Juan mendecih dengan tawa yang sedikit menggema. "Baiklah kalau begitu. Semoga kamu bisa raih semua itu ya, Rin." Tak ragu Juan menepuk pundak Rianti. Berusaha berdiri dari kursi karena mereka terpisahkan oleh satu meja bulat besar.
"Kesibukan dia sebagai influencer membuat kita nyaris tak punya kesempatan buat ketemu dia," tambah Juan membicarakan fakta. "Cuma belakangan ini, bahkan belum lama ini, aku lihat dia sering ke kampus dan sempat berpapasan beberapa kali dengannya. Semoga aja Pak Arfan bisa terus ke kampus ya, biar aku pun kenal lebih lanjut dengan dia."

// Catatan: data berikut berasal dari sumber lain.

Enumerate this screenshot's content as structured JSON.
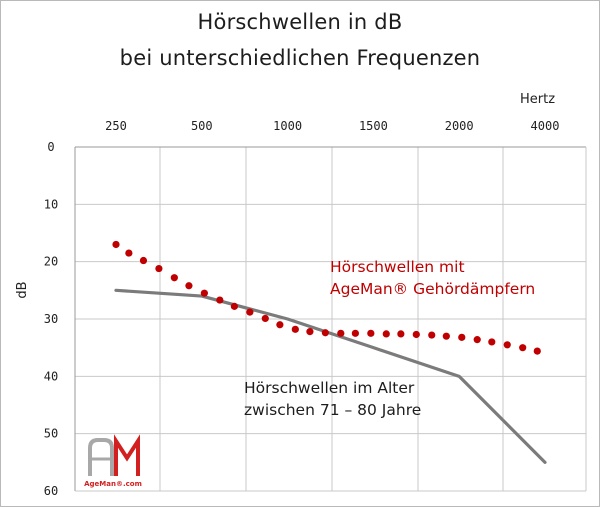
{
  "chart_data": {
    "type": "line",
    "title": "Hörschwellen in dB",
    "subtitle": "bei unterschiedlichen Frequenzen",
    "xlabel": "Hertz",
    "ylabel": "dB",
    "x_ticks": [
      "250",
      "500",
      "1000",
      "1500",
      "2000",
      "4000"
    ],
    "y_ticks": [
      "0",
      "10",
      "20",
      "30",
      "40",
      "50",
      "60"
    ],
    "ylim": [
      0,
      60
    ],
    "y_inverted": true,
    "grid": true,
    "series": [
      {
        "name": "Hörschwellen im Alter zwischen 71 – 80 Jahre",
        "style": "solid-line",
        "color": "#7b7b7b",
        "points": [
          {
            "x": 0,
            "y": 25
          },
          {
            "x": 1,
            "y": 26
          },
          {
            "x": 2,
            "y": 30
          },
          {
            "x": 3,
            "y": 35
          },
          {
            "x": 4,
            "y": 40
          },
          {
            "x": 5,
            "y": 55
          }
        ]
      },
      {
        "name": "Hörschwellen mit AgeMan® Gehördämpfern",
        "style": "dotted",
        "color": "#c00000",
        "points": [
          {
            "x": 0.0,
            "y": 17.0
          },
          {
            "x": 0.15,
            "y": 18.5
          },
          {
            "x": 0.32,
            "y": 19.8
          },
          {
            "x": 0.5,
            "y": 21.2
          },
          {
            "x": 0.68,
            "y": 22.8
          },
          {
            "x": 0.85,
            "y": 24.2
          },
          {
            "x": 1.03,
            "y": 25.5
          },
          {
            "x": 1.21,
            "y": 26.7
          },
          {
            "x": 1.38,
            "y": 27.8
          },
          {
            "x": 1.56,
            "y": 28.8
          },
          {
            "x": 1.74,
            "y": 29.9
          },
          {
            "x": 1.91,
            "y": 31.0
          },
          {
            "x": 2.09,
            "y": 31.8
          },
          {
            "x": 2.26,
            "y": 32.2
          },
          {
            "x": 2.44,
            "y": 32.4
          },
          {
            "x": 2.62,
            "y": 32.5
          },
          {
            "x": 2.79,
            "y": 32.5
          },
          {
            "x": 2.97,
            "y": 32.5
          },
          {
            "x": 3.15,
            "y": 32.6
          },
          {
            "x": 3.32,
            "y": 32.6
          },
          {
            "x": 3.5,
            "y": 32.7
          },
          {
            "x": 3.68,
            "y": 32.8
          },
          {
            "x": 3.85,
            "y": 33.0
          },
          {
            "x": 4.03,
            "y": 33.2
          },
          {
            "x": 4.21,
            "y": 33.6
          },
          {
            "x": 4.38,
            "y": 34.0
          },
          {
            "x": 4.56,
            "y": 34.5
          },
          {
            "x": 4.74,
            "y": 35.0
          },
          {
            "x": 4.91,
            "y": 35.6
          }
        ]
      }
    ],
    "annotations": [
      {
        "key": "ageman",
        "lines": [
          "Hörschwellen mit",
          "AgeMan® Gehördämpfern"
        ],
        "color": "#c00000"
      },
      {
        "key": "alter",
        "lines": [
          "Hörschwellen im Alter",
          "zwischen 71 – 80 Jahre"
        ],
        "color": "#1d1d1d"
      }
    ]
  },
  "logo": {
    "letters": "AM",
    "caption": "AgeMan®.com",
    "colors": {
      "a": "#a8a8a8",
      "m": "#d21f1f"
    }
  },
  "colors": {
    "grid": "#c9c9c9",
    "axis": "#9a9a9a",
    "gray_line": "#7b7b7b",
    "red_dots": "#c00000"
  }
}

Rianti juga berharap demikian. Tentu, dia tetap dengan keinginannya mendekati Arfan. Walau enggan terang-terangan. Dia bisa mulai dengan menjadi sahabat, mungkin bisa buat Arfan nyaman. Semoga saja tidak menghalangi apa pun.
***
Di situasi yang sama
"Udah gila nih orang," gerutu Arfan kala menatap intens layar ponselnya yang menunjukkan video dirinya sedang berbicara di sebuah podcast.
"Gendeng!" seru Arfan menaruh ponselnya di nakas dengan keras, sembari rambut tebalnya diacak-acak ketika bokongnya terhempas menuju sisi ranjang. Mereka gak bakal ngerti opo sing tak omongno ning podcast iku! (apa yang kuucapin di podcast itu!)"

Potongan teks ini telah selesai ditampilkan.